Bajo la dirección de Sam Raimi, todo comienza en una monocromática Kansas, escenario para que el ilusionista de poca monta Oscar Diggs (el carismático Franco) haga de las suyas embaucando a espectadores y engañando a inocentes señoritas con falsas promesas de amor. Es una de estas conquistas con final alborotado la que lo lleva a subirse a un globo aerostático que lo termina enviando directo hasta un tornado.
Gracias a la magia del cine y de los efectos de la pantalla de croma (en ocasiones se nota demasiado la utilización del CGI) Oscar arriba a la tierra que lleva por nombre su apodo y descubrirá que los habitantes del lugar consideran su llegada como la venida de quien los salvará de los designios de la Bruja Mala de Oeste.

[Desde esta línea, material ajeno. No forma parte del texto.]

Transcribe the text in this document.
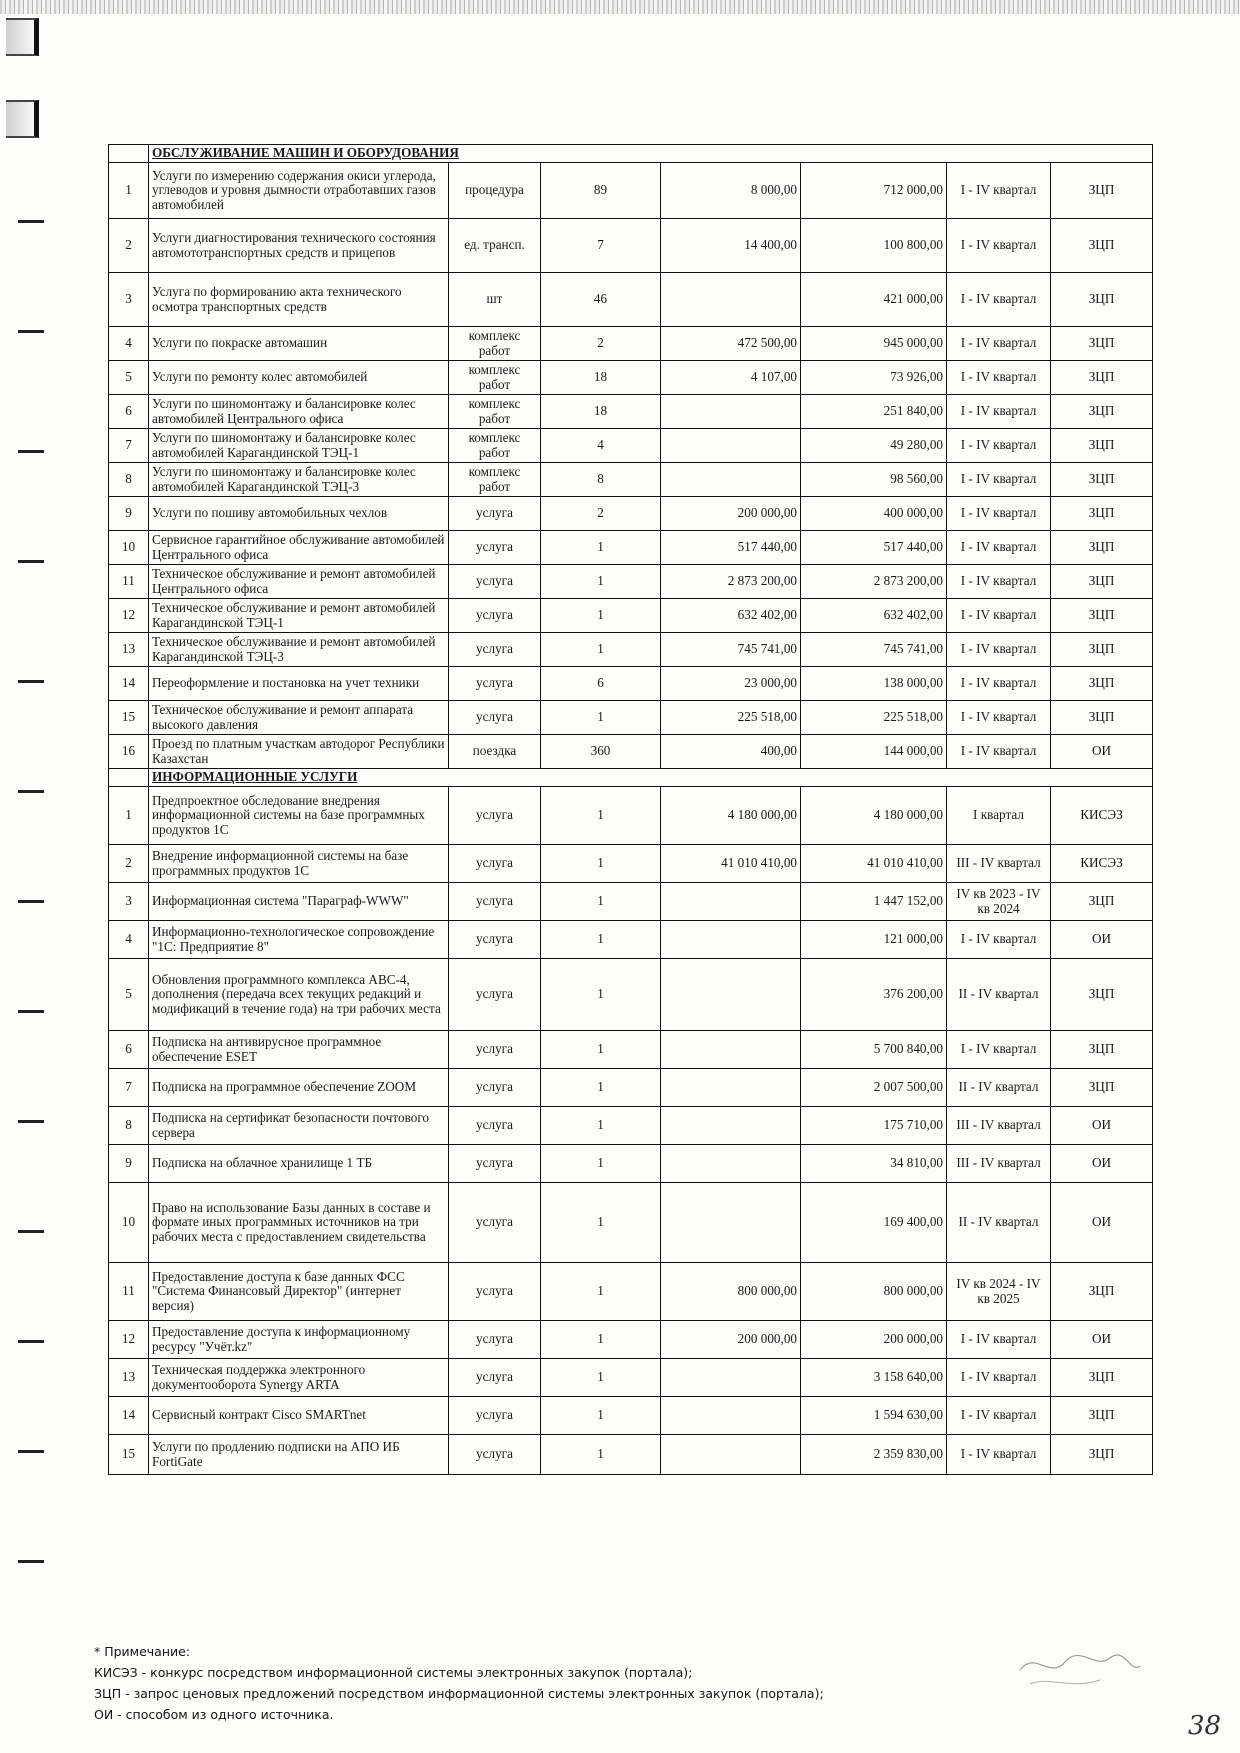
	ОБСЛУЖИВАНИЕ МАШИН И ОБОРУДОВАНИЯ						
1	Услуги по измерению содержания окиси углерода, углеводов и уровня дымности отработавших газов автомобилей	процедура	89	8 000,00	712 000,00	I - IV квартал	ЗЦП
2	Услуги диагностирования технического состояния автомототранспортных средств и прицепов	ед. трансп.	7	14 400,00	100 800,00	I - IV квартал	ЗЦП
3	Услуга по формированию акта технического осмотра транспортных средств	шт	46		421 000,00	I - IV квартал	ЗЦП
4	Услуги по покраске автомашин	комплекс работ	2	472 500,00	945 000,00	I - IV квартал	ЗЦП
5	Услуги по ремонту колес автомобилей	комплекс работ	18	4 107,00	73 926,00	I - IV квартал	ЗЦП
6	Услуги по шиномонтажу и балансировке колес автомобилей Центрального офиса	комплекс работ	18		251 840,00	I - IV квартал	ЗЦП
7	Услуги по шиномонтажу и балансировке колес автомобилей Карагандинской ТЭЦ-1	комплекс работ	4		49 280,00	I - IV квартал	ЗЦП
8	Услуги по шиномонтажу и балансировке колес автомобилей Карагандинской ТЭЦ-3	комплекс работ	8		98 560,00	I - IV квартал	ЗЦП
9	Услуги по пошиву автомобильных чехлов	услуга	2	200 000,00	400 000,00	I - IV квартал	ЗЦП
10	Сервисное гарантийное обслуживание автомобилей Центрального офиса	услуга	1	517 440,00	517 440,00	I - IV квартал	ЗЦП
11	Техническое обслуживание и ремонт автомобилей Центрального офиса	услуга	1	2 873 200,00	2 873 200,00	I - IV квартал	ЗЦП
12	Техническое обслуживание и ремонт автомобилей Карагандинской ТЭЦ-1	услуга	1	632 402,00	632 402,00	I - IV квартал	ЗЦП
13	Техническое обслуживание и ремонт автомобилей Карагандинской ТЭЦ-3	услуга	1	745 741,00	745 741,00	I - IV квартал	ЗЦП
14	Переоформление и постановка на учет техники	услуга	6	23 000,00	138 000,00	I - IV квартал	ЗЦП
15	Техническое обслуживание и ремонт аппарата высокого давления	услуга	1	225 518,00	225 518,00	I - IV квартал	ЗЦП
16	Проезд по платным участкам автодорог Республики Казахстан	поездка	360	400,00	144 000,00	I - IV квартал	ОИ
	ИНФОРМАЦИОННЫЕ УСЛУГИ						
1	Предпроектное обследование внедрения информационной системы на базе программных продуктов 1С	услуга	1	4 180 000,00	4 180 000,00	I квартал	КИСЭЗ
2	Внедрение информационной системы на базе программных продуктов 1С	услуга	1	41 010 410,00	41 010 410,00	III - IV квартал	КИСЭЗ
3	Информационная система "Параграф-WWW"	услуга	1		1 447 152,00	IV кв 2023 - IV кв 2024	ЗЦП
4	Информационно-технологическое сопровождение "1С: Предприятие 8"	услуга	1		121 000,00	I - IV квартал	ОИ
5	Обновления программного комплекса АВС-4, дополнения (передача всех текущих редакций и модификаций в течение года) на три рабочих места	услуга	1		376 200,00	II - IV квартал	ЗЦП
6	Подписка на антивирусное программное обеспечение ESET	услуга	1		5 700 840,00	I - IV квартал	ЗЦП
7	Подписка на программное обеспечение ZOOM	услуга	1		2 007 500,00	II - IV квартал	ЗЦП
8	Подписка на сертификат безопасности почтового сервера	услуга	1		175 710,00	III - IV квартал	ОИ
9	Подписка на облачное хранилище 1 ТБ	услуга	1		34 810,00	III - IV квартал	ОИ
10	Право на использование Базы данных в составе и формате иных программных источников на три рабочих места с предоставлением свидетельства	услуга	1		169 400,00	II - IV квартал	ОИ
11	Предоставление доступа к базе данных ФСС "Система Финансовый Директор" (интернет версия)	услуга	1	800 000,00	800 000,00	IV кв 2024 - IV кв 2025	ЗЦП
12	Предоставление доступа к информационному ресурсу "Учёт.kz"	услуга	1	200 000,00	200 000,00	I - IV квартал	ОИ
13	Техническая поддержка электронного документооборота Synergy ARTA	услуга	1		3 158 640,00	I - IV квартал	ЗЦП
14	Сервисный контракт Cisco SMARTnet	услуга	1		1 594 630,00	I - IV квартал	ЗЦП
15	Услуги по продлению подписки на АПО ИБ FortiGate	услуга	1		2 359 830,00	I - IV квартал	ЗЦП
* Примечание:
КИСЭЗ - конкурс посредством информационной системы электронных закупок (портала);
ЗЦП - запрос ценовых предложений посредством информационной системы электронных закупок (портала);
ОИ - способом из одного источника.	38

A medida que vamos descubriendo los seres fantásticos que habitan en Oz, la tristeza de sus pobladores y las intenciones de las tres brujas con las que se cruza en el camino (Mila Kunis, Rachel Weisz y Michelle Williams) se irá conformando el mapa de los personajes que conocemos de la película original, dejando todo dispuesto para que Dorothy caiga del cielo y se encargue de concluir la historia que marcó la infancia de muchos de nosotros.
La nostalgia vuelve con un despliegue tecnológico que no existía cuando éramos pequeños y, aunque arriesgada, la decisión de volver a Oz tantos años después para contarnos el comienzo del relato gana al momento de mostrarnos cómo se conformaron los personajes que el escritor L. Frank Baum nos había introducido en sus libros.